Acting triumphs, however, remained elusive as the '90s began. Harley Davidson & the Marlboro Man was probably a bomb from the get-go. "I remember Mickey Rourke sucking limes before each of his takes to get rid of his saliva or--I don't know. And I remember him saying he wanted to work with me again." Truly, these are memories that shouldn't have to last anyone a lifetime. Another You, that same year, was an even grimmer affair. It was Richard Pryor's last film, and Williams, who played his girlfriend, recalls having to lend the MS-ravaged comic out of shots "because he was shaking so bad. It was really sad." I ask her about roles during this period that she was up for and didn't get--parts that might have swerved her acting career into a faster lane. She thinks for a few seconds and says, "I tested for Boomerang [1992]--Robin Givens got that. I was down to the last wire on Coming to America [1988]--Shari Headley got that. Those are the only two that didn't end up working out."

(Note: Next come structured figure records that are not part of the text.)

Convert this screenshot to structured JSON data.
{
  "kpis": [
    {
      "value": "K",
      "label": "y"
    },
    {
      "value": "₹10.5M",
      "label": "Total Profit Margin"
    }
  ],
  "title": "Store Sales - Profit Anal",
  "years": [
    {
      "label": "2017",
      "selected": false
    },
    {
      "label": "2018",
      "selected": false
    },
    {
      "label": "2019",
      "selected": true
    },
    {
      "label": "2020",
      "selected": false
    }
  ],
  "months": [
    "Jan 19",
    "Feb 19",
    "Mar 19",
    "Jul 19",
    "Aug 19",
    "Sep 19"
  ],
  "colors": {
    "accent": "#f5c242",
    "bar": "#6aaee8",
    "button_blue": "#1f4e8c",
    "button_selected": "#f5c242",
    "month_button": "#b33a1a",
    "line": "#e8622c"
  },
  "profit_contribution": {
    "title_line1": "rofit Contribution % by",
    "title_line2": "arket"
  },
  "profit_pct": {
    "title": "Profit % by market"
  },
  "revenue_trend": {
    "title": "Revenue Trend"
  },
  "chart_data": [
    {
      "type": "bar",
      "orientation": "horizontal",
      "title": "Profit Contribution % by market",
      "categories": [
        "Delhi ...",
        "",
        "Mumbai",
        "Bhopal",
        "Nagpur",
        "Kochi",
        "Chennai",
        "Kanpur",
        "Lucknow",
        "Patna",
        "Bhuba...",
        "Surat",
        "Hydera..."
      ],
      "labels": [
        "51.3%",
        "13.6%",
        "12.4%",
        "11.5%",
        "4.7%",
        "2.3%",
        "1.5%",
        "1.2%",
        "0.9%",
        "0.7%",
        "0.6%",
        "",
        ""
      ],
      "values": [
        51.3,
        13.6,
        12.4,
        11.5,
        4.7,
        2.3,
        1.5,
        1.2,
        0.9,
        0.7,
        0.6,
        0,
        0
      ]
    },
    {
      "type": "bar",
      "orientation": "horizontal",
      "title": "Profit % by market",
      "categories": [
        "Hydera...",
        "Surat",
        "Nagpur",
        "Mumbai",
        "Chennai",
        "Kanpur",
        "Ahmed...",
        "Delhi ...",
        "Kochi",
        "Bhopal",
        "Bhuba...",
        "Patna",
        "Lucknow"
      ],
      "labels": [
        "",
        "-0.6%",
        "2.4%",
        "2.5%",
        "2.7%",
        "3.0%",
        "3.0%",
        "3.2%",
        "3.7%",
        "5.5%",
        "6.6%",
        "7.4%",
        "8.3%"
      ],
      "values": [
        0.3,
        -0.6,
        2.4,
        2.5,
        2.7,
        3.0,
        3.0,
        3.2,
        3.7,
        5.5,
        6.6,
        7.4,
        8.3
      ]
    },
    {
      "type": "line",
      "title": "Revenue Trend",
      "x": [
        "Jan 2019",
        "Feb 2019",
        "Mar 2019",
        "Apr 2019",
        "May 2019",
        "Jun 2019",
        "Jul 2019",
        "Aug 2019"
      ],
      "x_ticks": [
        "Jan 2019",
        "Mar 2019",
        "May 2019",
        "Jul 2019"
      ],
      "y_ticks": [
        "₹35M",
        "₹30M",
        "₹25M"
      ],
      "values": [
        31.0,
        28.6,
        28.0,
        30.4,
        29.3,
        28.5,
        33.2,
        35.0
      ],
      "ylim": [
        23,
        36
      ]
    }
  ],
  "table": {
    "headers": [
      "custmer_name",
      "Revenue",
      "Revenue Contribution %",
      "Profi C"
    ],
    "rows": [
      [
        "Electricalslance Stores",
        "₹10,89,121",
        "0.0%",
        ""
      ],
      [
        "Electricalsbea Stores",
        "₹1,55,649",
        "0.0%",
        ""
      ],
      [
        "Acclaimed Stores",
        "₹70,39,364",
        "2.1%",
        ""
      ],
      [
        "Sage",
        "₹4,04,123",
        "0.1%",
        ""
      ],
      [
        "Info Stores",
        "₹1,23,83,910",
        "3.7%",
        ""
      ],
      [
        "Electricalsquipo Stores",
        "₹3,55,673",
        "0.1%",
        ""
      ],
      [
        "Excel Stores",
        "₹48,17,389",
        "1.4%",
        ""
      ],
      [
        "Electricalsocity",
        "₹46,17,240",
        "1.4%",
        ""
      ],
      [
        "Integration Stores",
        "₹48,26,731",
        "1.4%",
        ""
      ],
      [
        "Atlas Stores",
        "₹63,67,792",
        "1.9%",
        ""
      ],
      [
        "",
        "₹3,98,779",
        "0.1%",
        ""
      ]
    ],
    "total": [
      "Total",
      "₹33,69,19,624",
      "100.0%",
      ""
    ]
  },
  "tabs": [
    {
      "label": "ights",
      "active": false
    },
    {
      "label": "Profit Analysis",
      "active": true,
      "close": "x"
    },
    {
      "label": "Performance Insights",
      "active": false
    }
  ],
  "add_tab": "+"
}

In 1994, Williams auditioned for a new Broadway production of Showboat for producer Garth Drabinsky, who asked her to consider instead taking over the lead in the Tony-winning Kiss of the Spider Woman. When she did, it became an even bigger hit-- ticket sales went up 20 percent--and she won raves. In Newsweek, Spider Woman director Harold Prince called her "a director's dream ... she's got that combination of innocence and sly innuendo that Mary Martin had." Being compared to the Great White Way's quintessential Peter Pan was definitely a heady new brand of publicity for Williams. The positive notices continued with Sidney Sheldon's Nothing Lasts Forever and Bye Bye Birdie.